The Biden administration has pushed large social media companies to crack down on information which they believe to be dangerous to the general public, a move that critics say is overly vague and endangers free speech.
White House Press Secretary Jen Psaki admitted that the administration is working directly with Facebook and other platforms to ensure that “narratives dangerous to public health,” are taken down. Psaki also encouraged social media companies to adopt a uniform standard for the banning of individuals.
Meanwhile, President Biden said that platforms such as Facebook are “killing people” by permitting such narratives to spread, and more recently, White House spokesman Mike Gwin confirmed that the Biden administration had “engaged with Facebook since the transition” to set clear standards for the suppression of misleading content.
It is also unclear what the Biden administration considers to be “narratives dangerous to public health.” If applied too broadly, a vague term such as “misinformation” could be used to silence legitimate discussion of relevant issues; memes mocking large media outlets have been tagged as misinformation on social media.

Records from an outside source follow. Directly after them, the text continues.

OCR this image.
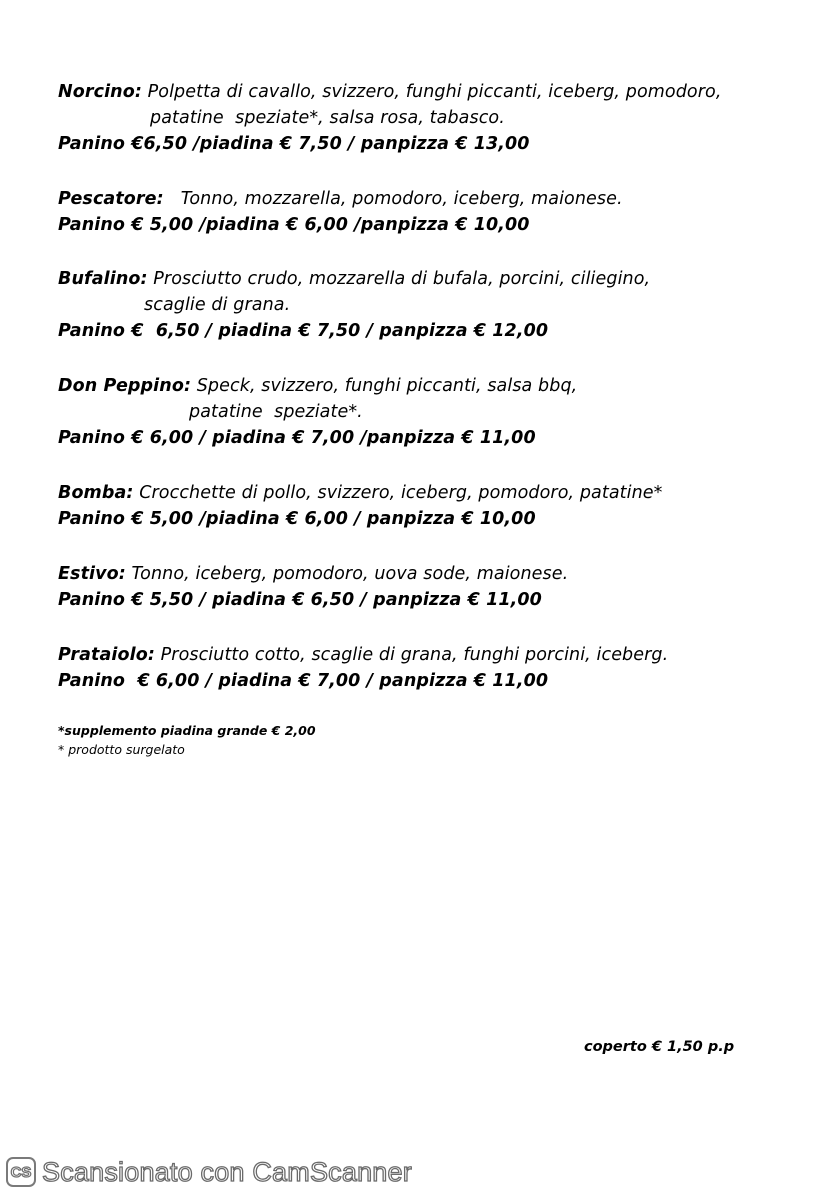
Norcino: Polpetta di cavallo, svizzero, funghi piccanti, iceberg, pomodoro,
patatine  speziate*, salsa rosa, tabasco.
Panino €6,50 /piadina € 7,50 / panpizza € 13,00
Pescatore:   Tonno, mozzarella, pomodoro, iceberg, maionese.
Panino € 5,00 /piadina € 6,00 /panpizza € 10,00
Bufalino: Prosciutto crudo, mozzarella di bufala, porcini, ciliegino,
scaglie di grana.
Panino €  6,50 / piadina € 7,50 / panpizza € 12,00
Don Peppino: Speck, svizzero, funghi piccanti, salsa bbq,
patatine  speziate*.
Panino € 6,00 / piadina € 7,00 /panpizza € 11,00
Bomba: Crocchette di pollo, svizzero, iceberg, pomodoro, patatine*
Panino € 5,00 /piadina € 6,00 / panpizza € 10,00
Estivo: Tonno, iceberg, pomodoro, uova sode, maionese.
Panino € 5,50 / piadina € 6,50 / panpizza € 11,00
Prataiolo: Prosciutto cotto, scaglie di grana, funghi porcini, iceberg.
Panino  € 6,00 / piadina € 7,00 / panpizza € 11,00
*supplemento piadina grande € 2,00
* prodotto surgelato
coperto € 1,50 p.p
CS Scansionato con CamScanner
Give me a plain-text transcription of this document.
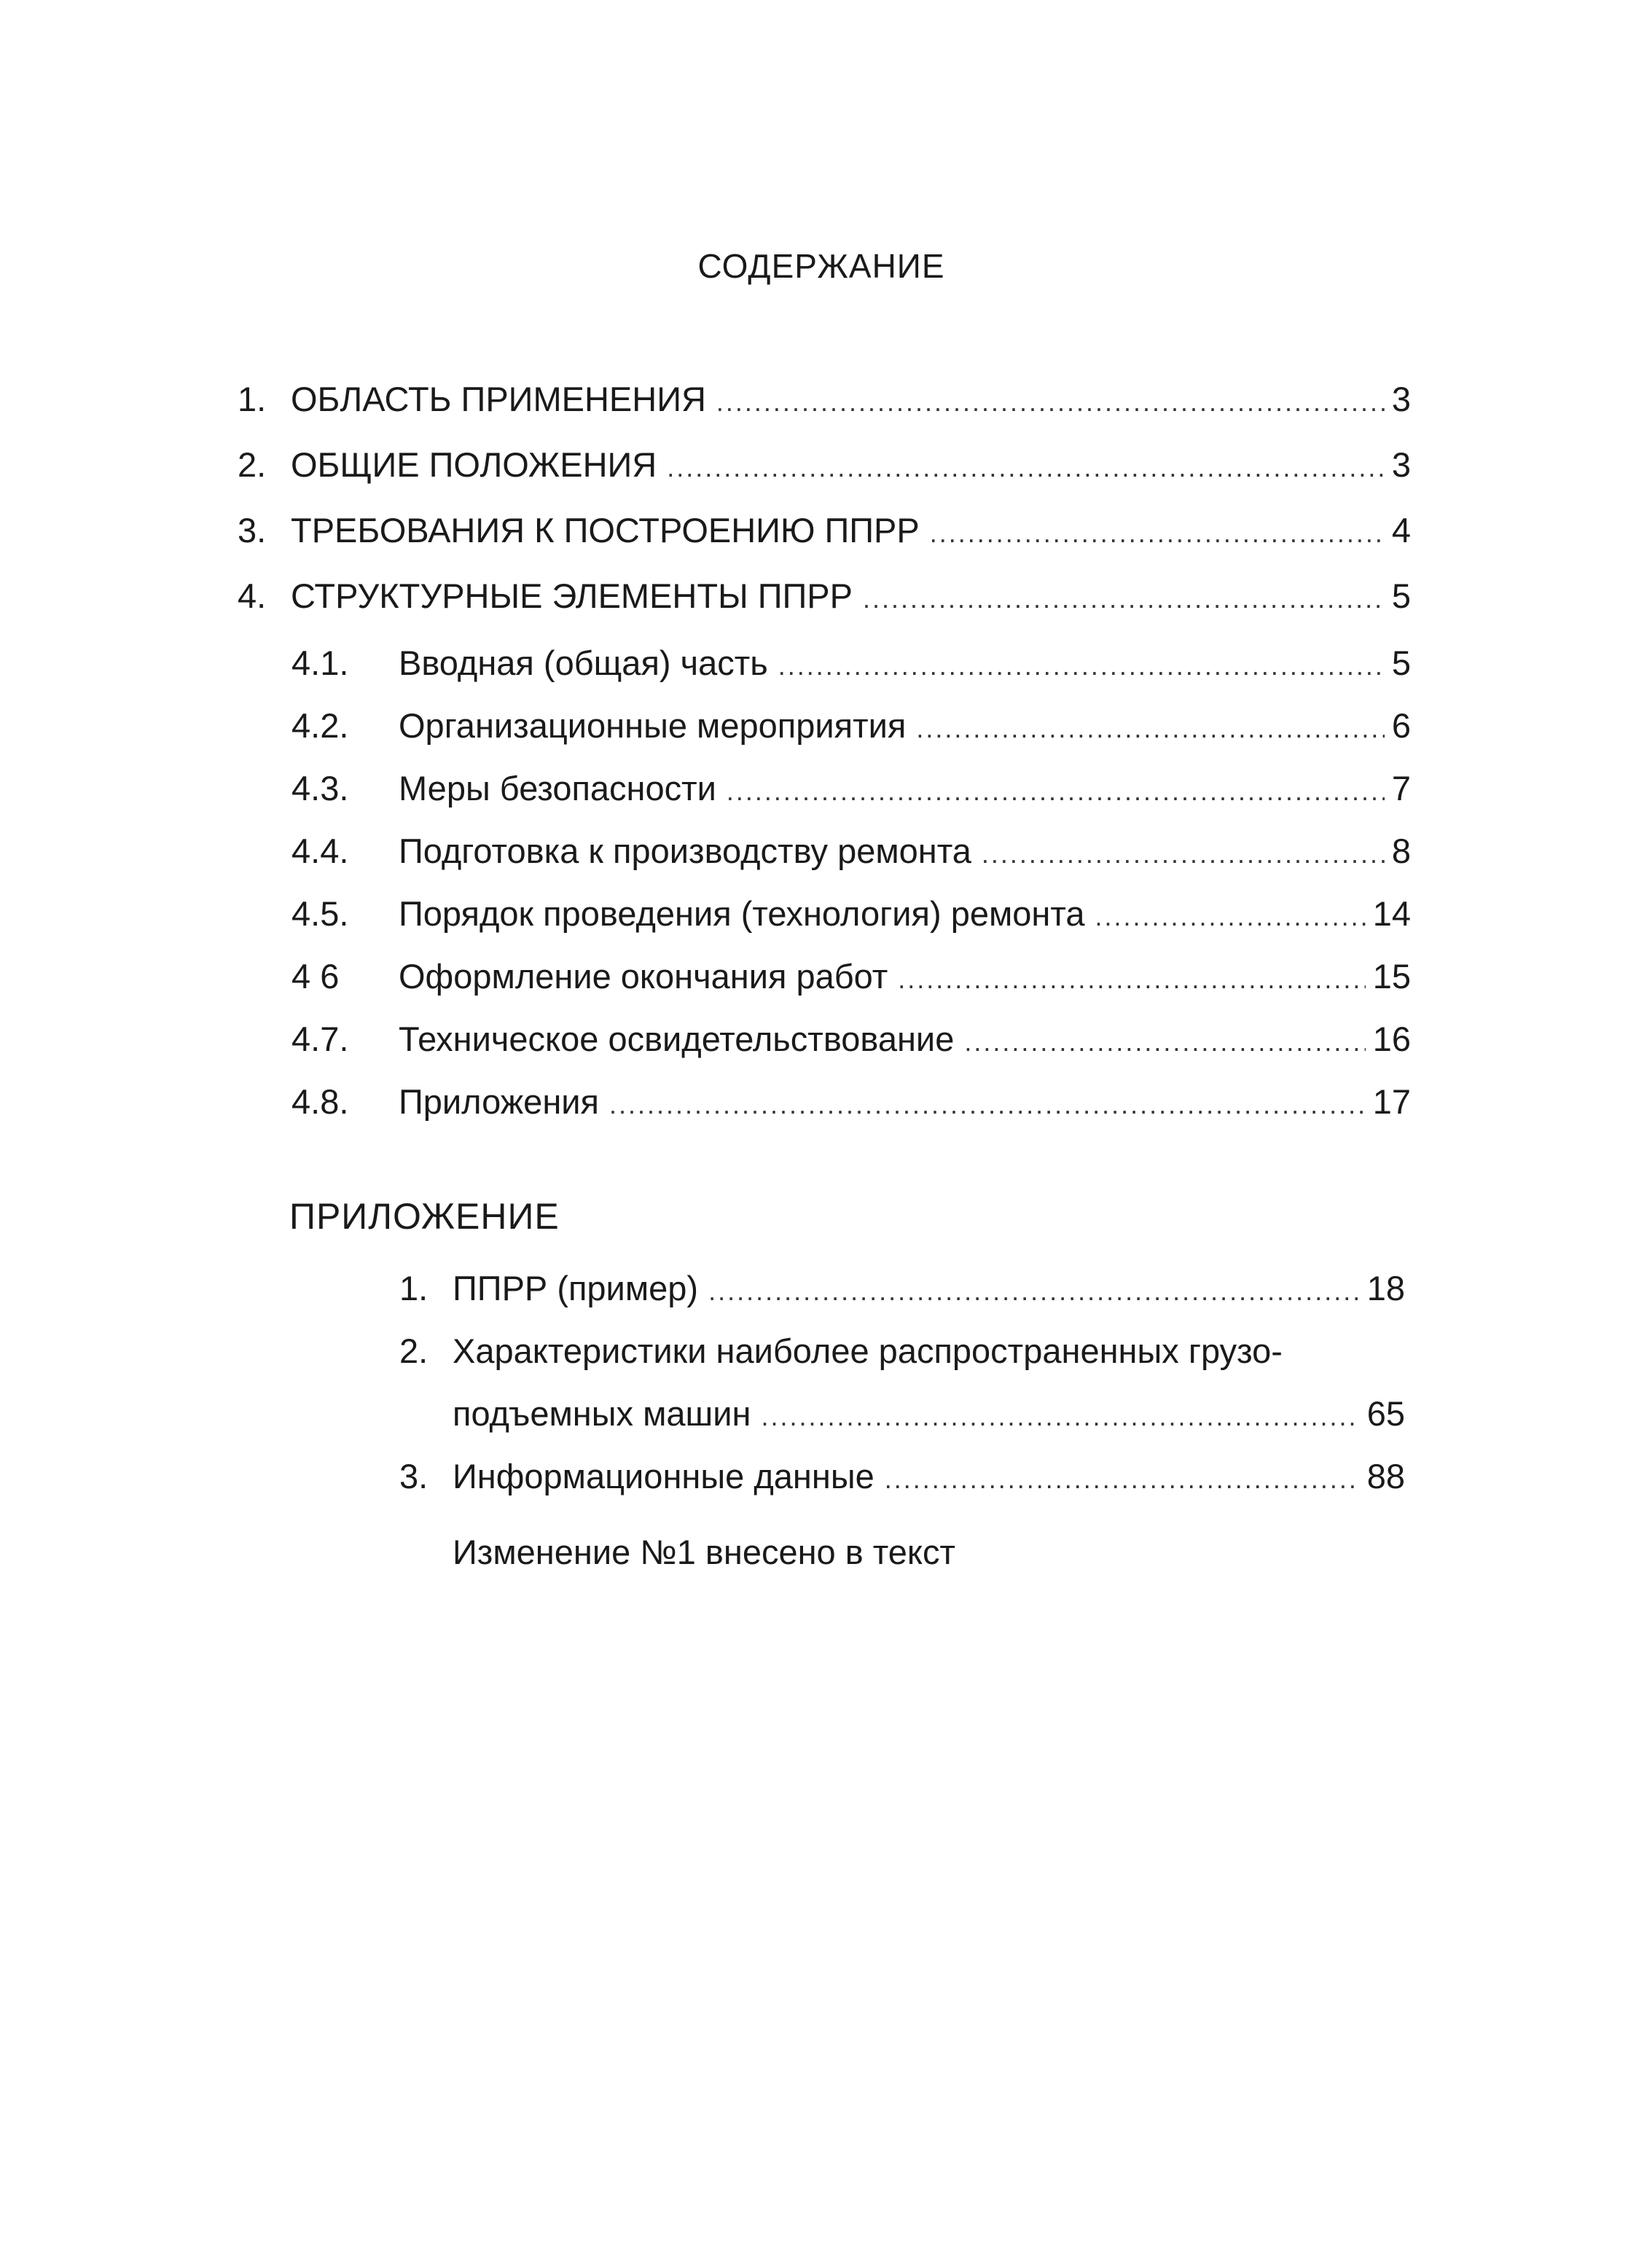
СОДЕРЖАНИЕ
1. ОБЛАСТЬ ПРИМЕНЕНИЯ .....	3
2. ОБЩИЕ ПОЛОЖЕНИЯ .....	3
3. ТРЕБОВАНИЯ К ПОСТРОЕНИЮ ППРР .....	4
4. СТРУКТУРНЫЕ ЭЛЕМЕНТЫ ППРР .....	5
4.1.	Вводная (общая) часть .....	5
4.2.	Организационные мероприятия .....	6
4.3.	Меры безопасности .....	7
4.4.	Подготовка к производству ремонта .....	8
4.5.	Порядок проведения (технология) ремонта .....	14
4 6	Оформление окончания работ .....	15
4.7.	Техническое освидетельствование .....	16
4.8.	Приложения .....	17
ПРИЛОЖЕНИЕ
1. ППРР (пример) .....	18
2. Характеристики наиболее распространенных грузо-
подъемных машин .....	65
3. Информационные данные .....	88
Изменение №1 внесено в текст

Psaki’s comments have already led to legal problems for the social media giants: Florida veteran Richard Rogalinski, 38, has sued Facebook for censoring his posts, arguing in his lawsuit that Psaki’s comments indicate that Facebook has become a “state actor” bound by the First Amendment.
Although Facebook and the other social media giants are private companies, legally empowered to largely set their own standards, the government is restrained by the First Amendment in its handling of public speech, including false speech. The Biden administration’s recent statements, therefore, have raised questions and evoked criticism.